In “Tsui no Sora II”, we are led to believe that all of the events of the preceding game are the inventions or stitched-together memories and personalities which combine into the girl known as Ayana Otanashi - dismembering her full conscious into characters, settings, and reruns familiar to Tsui no Sora prior but with this newfound philosophy and conclusory response applied. This is also true of the second epilogue in Tsui no Sora, in which the line is blurred for Yukito between Kotomi and Ayana, perpetually floating in a sea of ambiguity and infinite time. In reference to this reoccurring theme as it appears in Subarashiki Hibi, though — what is the purpose of this? Why is she suddenly called back by a random student who prior to her appearance in the last minute of the game must have had a dozen lines maximum in the script? Why place this secret at the end of the rabbit-hole to begin with?

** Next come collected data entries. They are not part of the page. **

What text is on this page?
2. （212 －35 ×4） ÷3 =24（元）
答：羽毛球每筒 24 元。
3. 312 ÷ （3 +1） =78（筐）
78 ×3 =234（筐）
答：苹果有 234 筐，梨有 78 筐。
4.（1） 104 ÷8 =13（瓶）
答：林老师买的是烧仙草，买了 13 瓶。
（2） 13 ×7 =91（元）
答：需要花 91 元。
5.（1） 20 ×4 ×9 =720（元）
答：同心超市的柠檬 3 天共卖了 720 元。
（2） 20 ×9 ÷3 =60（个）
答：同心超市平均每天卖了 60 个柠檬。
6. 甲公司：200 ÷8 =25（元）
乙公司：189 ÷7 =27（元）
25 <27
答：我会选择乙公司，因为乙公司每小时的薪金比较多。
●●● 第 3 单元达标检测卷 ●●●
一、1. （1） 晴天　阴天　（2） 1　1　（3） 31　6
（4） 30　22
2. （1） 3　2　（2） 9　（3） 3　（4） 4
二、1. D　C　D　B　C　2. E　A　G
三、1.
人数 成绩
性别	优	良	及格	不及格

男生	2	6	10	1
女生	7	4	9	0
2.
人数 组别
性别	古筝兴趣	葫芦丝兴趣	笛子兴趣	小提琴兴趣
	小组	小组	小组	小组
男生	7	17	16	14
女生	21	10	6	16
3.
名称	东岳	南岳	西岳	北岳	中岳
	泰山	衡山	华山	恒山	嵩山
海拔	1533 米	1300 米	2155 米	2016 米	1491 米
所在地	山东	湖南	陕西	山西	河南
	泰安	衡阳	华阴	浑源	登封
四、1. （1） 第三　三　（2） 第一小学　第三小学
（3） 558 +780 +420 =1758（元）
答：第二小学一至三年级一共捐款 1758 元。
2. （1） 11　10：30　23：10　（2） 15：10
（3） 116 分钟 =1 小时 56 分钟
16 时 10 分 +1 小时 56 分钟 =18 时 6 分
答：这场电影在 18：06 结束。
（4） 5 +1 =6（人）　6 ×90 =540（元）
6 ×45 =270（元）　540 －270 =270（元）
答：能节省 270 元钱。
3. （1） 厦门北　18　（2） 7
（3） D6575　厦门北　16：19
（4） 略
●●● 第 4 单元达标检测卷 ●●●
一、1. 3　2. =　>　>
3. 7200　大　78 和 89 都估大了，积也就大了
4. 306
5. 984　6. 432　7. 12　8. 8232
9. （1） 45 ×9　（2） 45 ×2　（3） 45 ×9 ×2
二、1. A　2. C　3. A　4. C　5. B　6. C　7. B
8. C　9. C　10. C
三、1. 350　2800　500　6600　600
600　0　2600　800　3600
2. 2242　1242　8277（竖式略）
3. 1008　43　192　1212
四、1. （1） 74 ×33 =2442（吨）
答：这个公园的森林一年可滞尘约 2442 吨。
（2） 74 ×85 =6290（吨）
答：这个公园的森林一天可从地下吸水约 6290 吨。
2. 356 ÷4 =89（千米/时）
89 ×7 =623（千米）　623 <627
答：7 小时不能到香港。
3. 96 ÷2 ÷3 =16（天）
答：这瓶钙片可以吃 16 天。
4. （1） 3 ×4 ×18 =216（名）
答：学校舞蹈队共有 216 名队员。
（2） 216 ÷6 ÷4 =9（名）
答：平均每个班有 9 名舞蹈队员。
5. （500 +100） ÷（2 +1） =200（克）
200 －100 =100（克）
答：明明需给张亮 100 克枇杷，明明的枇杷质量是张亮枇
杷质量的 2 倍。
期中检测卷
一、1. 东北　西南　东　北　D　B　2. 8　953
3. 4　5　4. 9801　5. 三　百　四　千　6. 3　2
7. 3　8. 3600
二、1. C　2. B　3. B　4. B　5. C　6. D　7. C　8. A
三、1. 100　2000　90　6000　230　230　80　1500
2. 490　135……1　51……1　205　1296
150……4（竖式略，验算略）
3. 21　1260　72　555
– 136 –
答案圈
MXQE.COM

Ayana’s discussion of perspective and theorizing about the “reality” of Subarashiki Hibi with the game’s central protagonist, Yuki, rings the same bell that Takuji and Yukito’s conversation did at the end of Tsui no Sora. In our eyes as readers, Ayana may hold all the cards and the specific knowledge about the state of all things that we, proxy Yuki, lack… but all the same, what difference does that really make? SCA-Ji debunks his own former conclusion here. It could very well be that Tsui no Sora serves only as a blueprint to its far more beloved and discussed reimagining, it could be that theories of Ayana comatose in a hospital in the “Rabbit-Hole I” ghost house concocting dreams of sunflower fields hold some truth, it could be that the Tsui no Sora remake which I’ve yet to play will layer yet another perspective atop this forgery I lay before you now, adding context I couldn’t imagine and could very well shift my perspective on this game entirely. That’s the secret of the Endsky - the Tsui no Sora. Endsky is the collective, it is all conscious understanding and expression. The more people who read, believe these characters, and find themselves thinking about the “big questions”... the more we discuss this work, the more we overlay our perspective atop each others’, the greater the tapestry of understanding we create, indeed, the closer we climb up the endless ladder to the Endsky. If we just keep thinking, maybe we could reach the “truth” at the end of the rabbit-hole…

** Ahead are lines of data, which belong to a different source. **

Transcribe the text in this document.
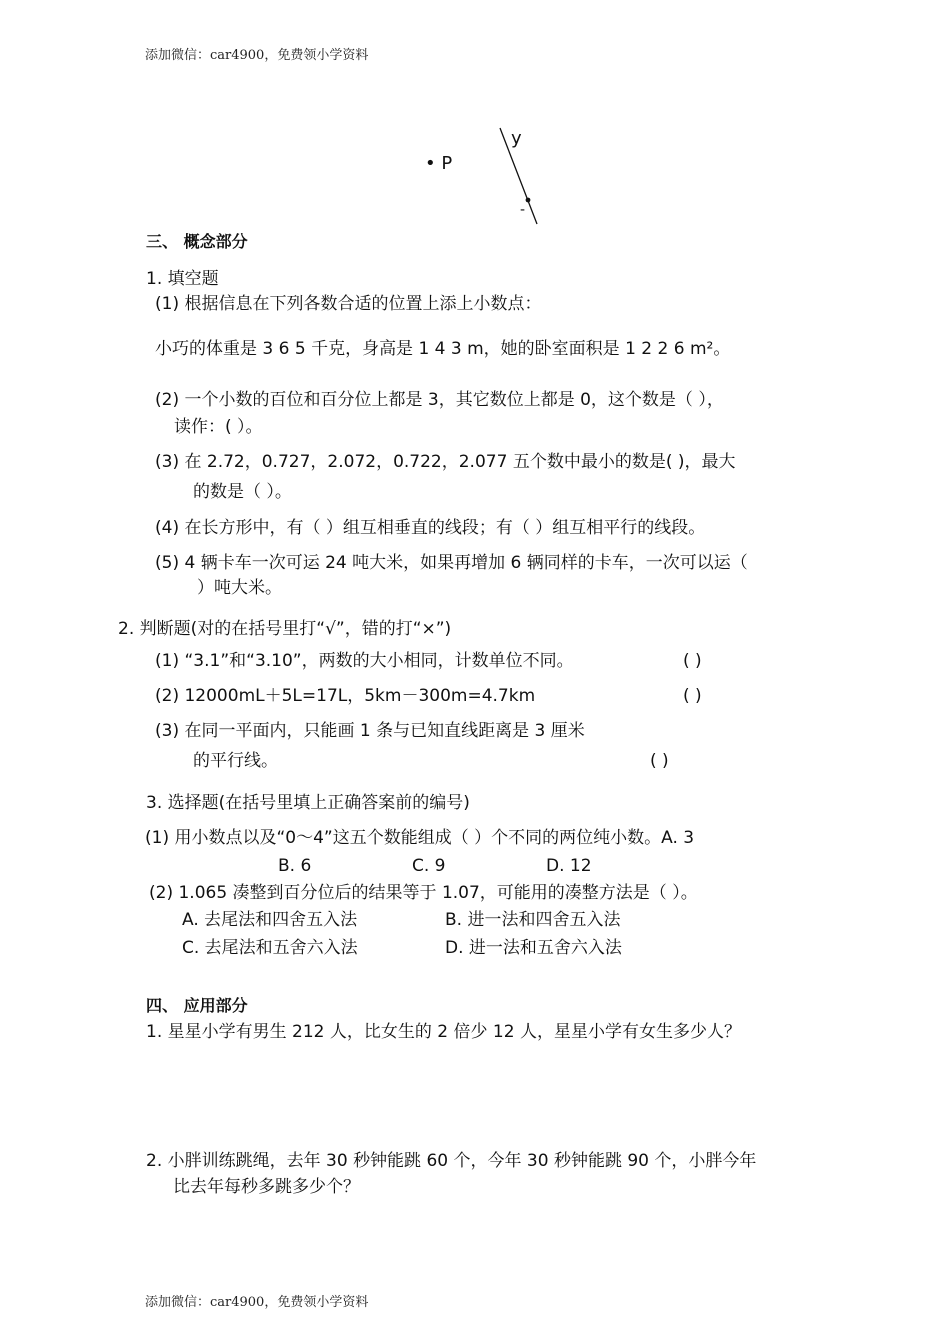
添加微信：car4900，免费领小学资料
• P
y
-
三、 概念部分
1. 填空题
(1) 根据信息在下列各数合适的位置上添上小数点：
小巧的体重是 3 6 5 千克，身高是 1 4 3 m，她的卧室面积是 1 2 2 6 m²。
(2) 一个小数的百位和百分位上都是 3，其它数位上都是 0，这个数是（ ），
读作：( ）。
(3) 在 2.72，0.727，2.072，0.722，2.077 五个数中最小的数是( )，最大
的数是（ ）。
(4) 在长方形中，有（ ）组互相垂直的线段；有（ ）组互相平行的线段。
(5) 4 辆卡车一次可运 24 吨大米，如果再增加 6 辆同样的卡车，一次可以运（
）吨大米。
2. 判断题(对的在括号里打“√”，错的打“×”)
(1) “3.1”和“3.10”，两数的大小相同，计数单位不同。	( )
(2) 12000mL＋5L=17L，5km－300m=4.7km	( )
(3) 在同一平面内，只能画 1 条与已知直线距离是 3 厘米
的平行线。	( )
3. 选择题(在括号里填上正确答案前的编号)
(1) 用小数点以及“0～4”这五个数能组成（ ）个不同的两位纯小数。A. 3
B. 6	C. 9	D. 12
(2) 1.065 凑整到百分位后的结果等于 1.07，可能用的凑整方法是（ ）。
A. 去尾法和四舍五入法	B. 进一法和四舍五入法
C. 去尾法和五舍六入法	D. 进一法和五舍六入法
四、 应用部分
1. 星星小学有男生 212 人，比女生的 2 倍少 12 人，星星小学有女生多少人？
2. 小胖训练跳绳，去年 30 秒钟能跳 60 个，今年 30 秒钟能跳 90 个，小胖今年
比去年每秒多跳多少个？
添加微信：car4900，免费领小学资料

But, at the end of the day, just like that final scene in Subahibi shows the ever-present Ayana, we’ve all got class to go to and a life to live in. The game closes, the tab gets X’d out, and the discussion threads need to be put on pause eventually. Thinking and expressing the internal is wonderful and expression is how we come to define our world and existence to each other, but we have everyday life to attend to, after over 7,000 words together. Live happily, and seek your wonderful everyday a thought, a dream, a conversation, a laugh, a cry, and a wish at a time.